Political and electoral debate in Uganda is always far removed from the reality of our wallet. Politicians promise entitlement programs whose budgetary needs far exceed what the country’s finances can pay for. Our government promises to meet all the health needs of every single person everywhere. Our elites expect and demand public goods and services to the quantity and quality of Belgium and Norway. Our so-called civil society does similar. The public expects and politicians promise a nanny state.
This is the reality behind Uganda (and Africa’s) persistent budget deficits. Every year we promise to spend much more than our revenues. We meet the balance by borrowing abroad and domestically. In countries like Japan, over 90% of the debt is held by its citizens. This is good because whatever is listed as a liability of the government’s balance sheet is an asset on the balance sheet of its citizens, thereby balancing the net assets of the country.
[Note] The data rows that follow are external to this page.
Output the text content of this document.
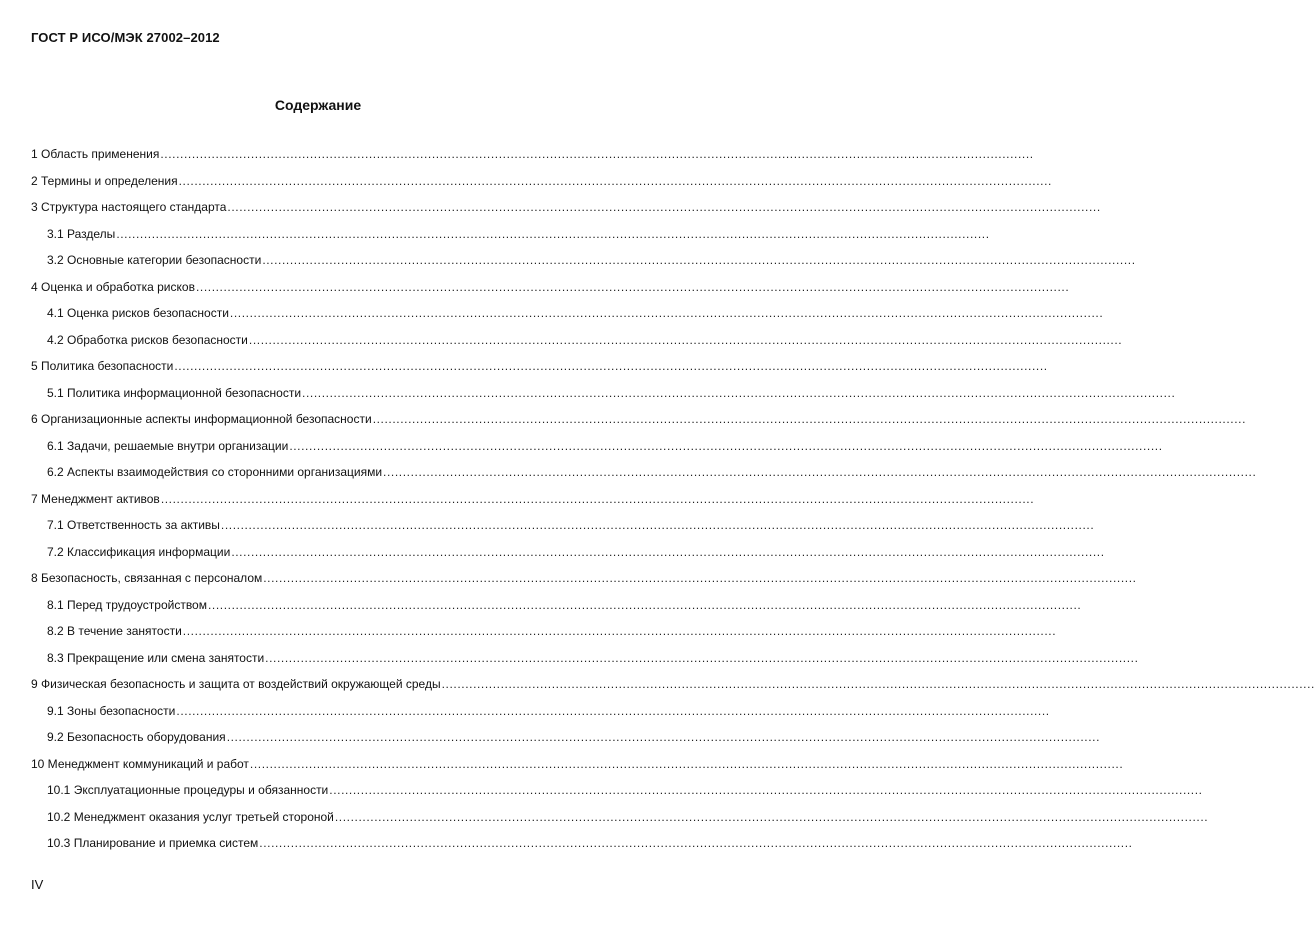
ГОСТ Р ИСО/МЭК 27002–2012
Содержание
1 Область применения ..............................................................................................................................................................................................................................
2 Термины и определения ..............................................................................................................................................................................................................................
3 Структура настоящего стандарта ..............................................................................................................................................................................................................................
3.1 Разделы ..............................................................................................................................................................................................................................
3.2 Основные категории безопасности ..............................................................................................................................................................................................................................
4 Оценка и обработка рисков ..............................................................................................................................................................................................................................
4.1 Оценка рисков безопасности ..............................................................................................................................................................................................................................
4.2 Обработка рисков безопасности ..............................................................................................................................................................................................................................
5 Политика безопасности ..............................................................................................................................................................................................................................
5.1 Политика информационной безопасности ..............................................................................................................................................................................................................................
6 Организационные аспекты информационной безопасности ..............................................................................................................................................................................................................................
6.1 Задачи, решаемые внутри организации ..............................................................................................................................................................................................................................
6.2 Аспекты взаимодействия со сторонними организациями ..............................................................................................................................................................................................................................
7 Менеджмент активов ..............................................................................................................................................................................................................................
7.1 Ответственность за активы ..............................................................................................................................................................................................................................
7.2 Классификация информации ..............................................................................................................................................................................................................................
8 Безопасность, связанная с персоналом ..............................................................................................................................................................................................................................
8.1 Перед трудоустройством ..............................................................................................................................................................................................................................
8.2 В течение занятости ..............................................................................................................................................................................................................................
8.3 Прекращение или смена занятости ..............................................................................................................................................................................................................................
9 Физическая безопасность и защита от воздействий окружающей среды ..............................................................................................................................................................................................................................
9.1 Зоны безопасности ..............................................................................................................................................................................................................................
9.2 Безопасность оборудования ..............................................................................................................................................................................................................................
10 Менеджмент коммуникаций и работ ..............................................................................................................................................................................................................................
10.1 Эксплуатационные процедуры и обязанности ..............................................................................................................................................................................................................................
10.2 Менеджмент оказания услуг третьей стороной ..............................................................................................................................................................................................................................
10.3 Планирование и приемка систем ..............................................................................................................................................................................................................................
IV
Most of the debt of the USA is held by China and Saudi Arabia, but it is denominated in dollars i.e. local currency. No country can default on debt held in its own currency, which it can print and pay. If America decided to use inflation to reduce her debt, by printing money, these countries will buy it out in order to keep the value of their debt holding. Indeed the experience of UK and France after World War Two shows that a country can use inflation to devalue her debt, thereby making it possible to pay it off.
Uganda’s domestic debt situation is complicated. First, a significant share of it is held by foreign owned commercial banks and other offshore investors seeking a quick killing. That means that a big share of government liabilities is held by foreign entities, not as assets by its citizens. These foreign entities (commercial banks) do not lend citizens to build viable businesses. They make easy money off government treasury bills and bonds; make handsome profits, which they ship abroad to their home countries as dividends.
While Ugandans are forever locked in irrelevant fights, they are blind to the big fact that foreign control of our economy could be much more damaging. It creates a continuous flow of resources out of the country to foreign investors and speculators. This is worsened because government gives tax exemptions to these foreign firms. To make money, these entities use (for free) public roads, security, ports, labour etc. all developed at taxpayer expense. If they do not pay their fair share of taxes, it means the net return on their investments could be negative.